Thanks for your comment. My motivation in publishing this blog is to bring attention to CUPE's coordinated bargaining strategy. Aside from that, I have no particular opinion about the York strike, or at least not one that is relevant. However, I do acknowledge the importance of collective bargaining and I hope for a fair and equitable settlement. You will note from this post that I oppose back-to-work legislation.

Generally, my stake is in preserving the integrity of the university system, which benefits everyone in the long run: students, professors, and the general public. In one of my first posts, I expressed cautious opposition to CUPE's plan: cautious because I support increased postsecondary funding, but opposition, because the drive for funding should involve all stakeholders. Although I'm not concerned about the immediate collapse of the university system in the event of a 2010 strike, I'm very concerned about CUPE's implicit desire to remake the university system in ways that are favorable to their members, and without apparently soliciting input from everyone else.

A university is not a high school. We enjoy independence from the government for the excellent reason that we, and we alone, are the experts and specialists who are qualified to oversee education at the highest level. Demanding the government's presence at the negotiating table erodes that independence. It's in nobody's interest to have an activist government making operational decisions at universities, yet I see no safeguards in CUPE's plan to prevent this. Indeed, CUPE spokespeople have made rather disturbing comments about encouraging the provincial government to seek "cost savings" in coordinated bargaining.

I also reject the idea that CUPE is seeking benefits for "all" university members. That is nonsense. CUPE is a private organization that answers only to its own membership, and the idea that they will represent my interests (and undergrads' interests, and the public's interest) in front of the government is intensely disingenuous. For example, at the negotiating table with the province, can you really imagine that CUPE would demand extra funding for undergraduate scholarships, if it knew that the funding for those scholarships would reduce their members' pay packages? Public-sector unions have a history of embracing mass movements in order to secure benefits for themselves (see, e.g., the 1983 BC general strike); given this history, CUPE has given me absolutely no reason to trust them, and every reason to be suspicious.

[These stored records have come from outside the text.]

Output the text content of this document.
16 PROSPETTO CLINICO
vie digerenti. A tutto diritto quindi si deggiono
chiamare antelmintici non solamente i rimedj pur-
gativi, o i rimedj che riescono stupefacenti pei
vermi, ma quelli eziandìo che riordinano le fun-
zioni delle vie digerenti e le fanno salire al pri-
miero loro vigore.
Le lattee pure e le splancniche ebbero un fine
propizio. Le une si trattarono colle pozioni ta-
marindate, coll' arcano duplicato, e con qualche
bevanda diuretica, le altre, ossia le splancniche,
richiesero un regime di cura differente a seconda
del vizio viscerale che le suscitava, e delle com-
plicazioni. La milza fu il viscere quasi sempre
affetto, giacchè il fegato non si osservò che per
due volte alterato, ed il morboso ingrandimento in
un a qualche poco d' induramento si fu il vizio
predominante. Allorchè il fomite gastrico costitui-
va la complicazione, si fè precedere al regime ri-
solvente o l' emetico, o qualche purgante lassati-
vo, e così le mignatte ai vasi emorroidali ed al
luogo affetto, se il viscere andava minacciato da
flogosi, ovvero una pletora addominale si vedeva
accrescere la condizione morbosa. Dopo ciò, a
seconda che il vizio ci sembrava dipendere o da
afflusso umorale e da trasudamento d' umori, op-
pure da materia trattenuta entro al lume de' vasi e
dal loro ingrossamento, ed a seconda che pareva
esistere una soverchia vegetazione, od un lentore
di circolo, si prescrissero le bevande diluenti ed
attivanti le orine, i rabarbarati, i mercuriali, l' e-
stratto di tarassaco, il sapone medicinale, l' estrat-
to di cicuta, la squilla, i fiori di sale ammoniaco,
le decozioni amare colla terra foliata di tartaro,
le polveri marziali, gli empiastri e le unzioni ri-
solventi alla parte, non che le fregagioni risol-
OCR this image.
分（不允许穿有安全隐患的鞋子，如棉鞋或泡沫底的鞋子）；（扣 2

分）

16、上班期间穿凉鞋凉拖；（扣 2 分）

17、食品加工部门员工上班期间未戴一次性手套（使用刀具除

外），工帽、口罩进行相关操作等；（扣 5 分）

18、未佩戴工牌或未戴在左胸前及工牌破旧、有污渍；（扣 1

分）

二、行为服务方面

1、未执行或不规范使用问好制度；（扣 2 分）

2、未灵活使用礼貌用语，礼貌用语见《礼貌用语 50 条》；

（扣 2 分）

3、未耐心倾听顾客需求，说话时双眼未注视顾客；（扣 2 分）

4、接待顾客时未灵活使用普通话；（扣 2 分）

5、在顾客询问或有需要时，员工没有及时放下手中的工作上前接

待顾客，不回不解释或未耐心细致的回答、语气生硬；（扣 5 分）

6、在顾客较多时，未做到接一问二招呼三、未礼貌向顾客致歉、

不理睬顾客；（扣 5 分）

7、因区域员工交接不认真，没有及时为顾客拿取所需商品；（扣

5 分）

As for my own anonymity, my only objective here is to inform. Discussions are nice, but I'm not particularly concerned whether I'm respected by anyone or not. However, it's interesting that you should mention "threats", since I'm aware of a recent threatening email sent by an anonymous union member to York faculty who oppose the strike, and I'm not willing to expose myself to any potential retaliation for my views. If that means I'm dismissed, so be it. Nonetheless, it seems like the best way to have a rational and balanced discussion about union relations is to have identities concealed.